MadFS: Per-File Virtualization for Userspace Persistent Memory Filesystems

Abstract

Persistent memory (PM) can be accessed directly from userspace without kernel involvement, but most PM filesystems still perform metadata operations in the kernel for security and rely on the kernel for cross-process synchronization. We present per-file virtualization, where a virtualization layer implements a complete set of file functionalities, including metadata management, crash consistency, and concurrency control, in userspace. We observe that not all file metadata need to be maintained by the kernel and propose embedding insensitive metadata into the file for userspace management. For crash consistency, copy-on-write (CoW) benefits from the embedding of the block mapping since the mapping can be efficiently updated without kernel involvement.
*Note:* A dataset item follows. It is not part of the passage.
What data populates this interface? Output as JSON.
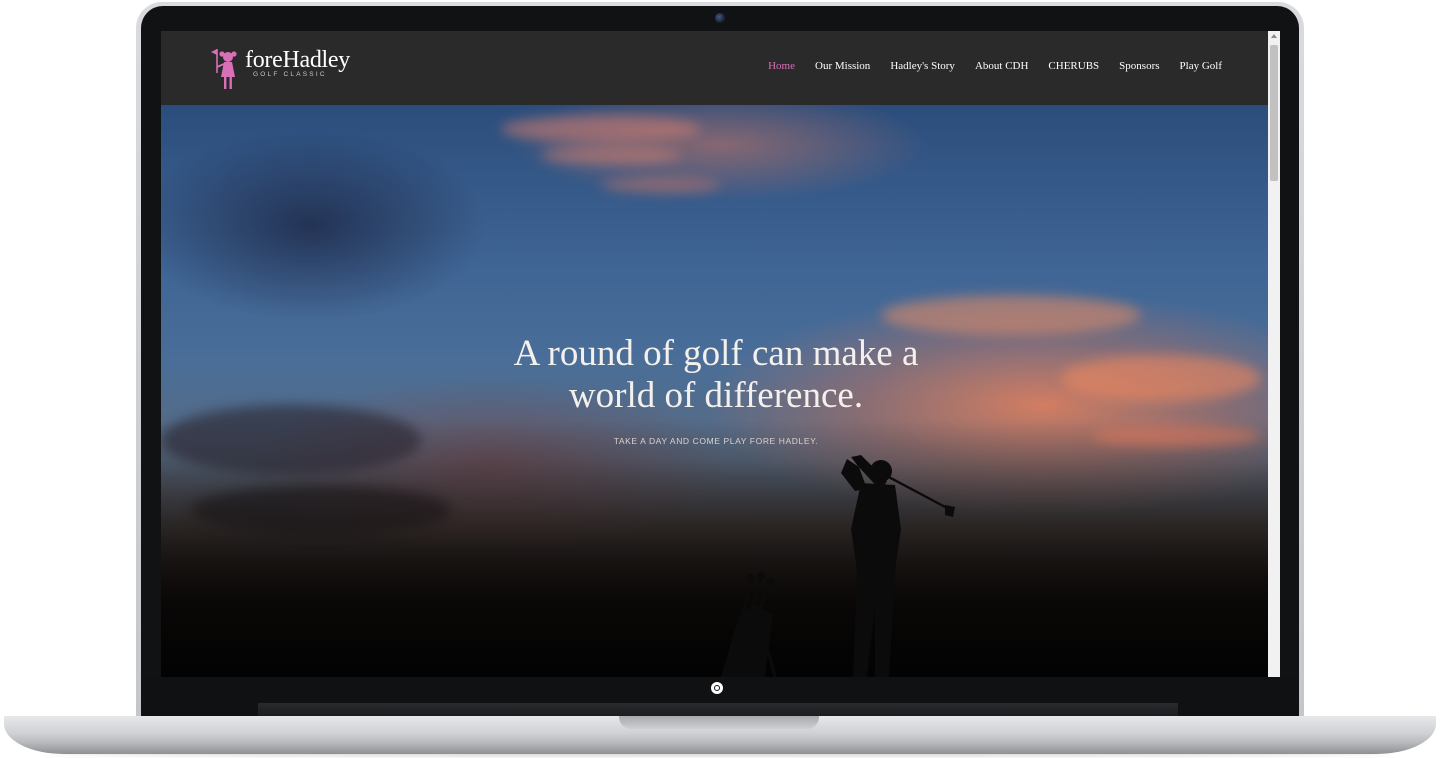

For cross-process synchronization, we introduce lock-free optimistic concurrency control (OCC) at user level, which tolerates process crashes and provides better scalability. Based on per-file virtualization, we implement MadFS, a library PM filesystem that maintains the embedded metadata as a compact log. Experimental results show that on concurrent workloads, MadFS achieves up to 3.6×the throughput of ext4-DAX. For real-world applications, MadFS provides up to 48% speedup for YCSB on LevelDB and 85% for TPC-C on SQLite compared to NOVA.

Publication
21st USENIX Conference on File and Storage Technologies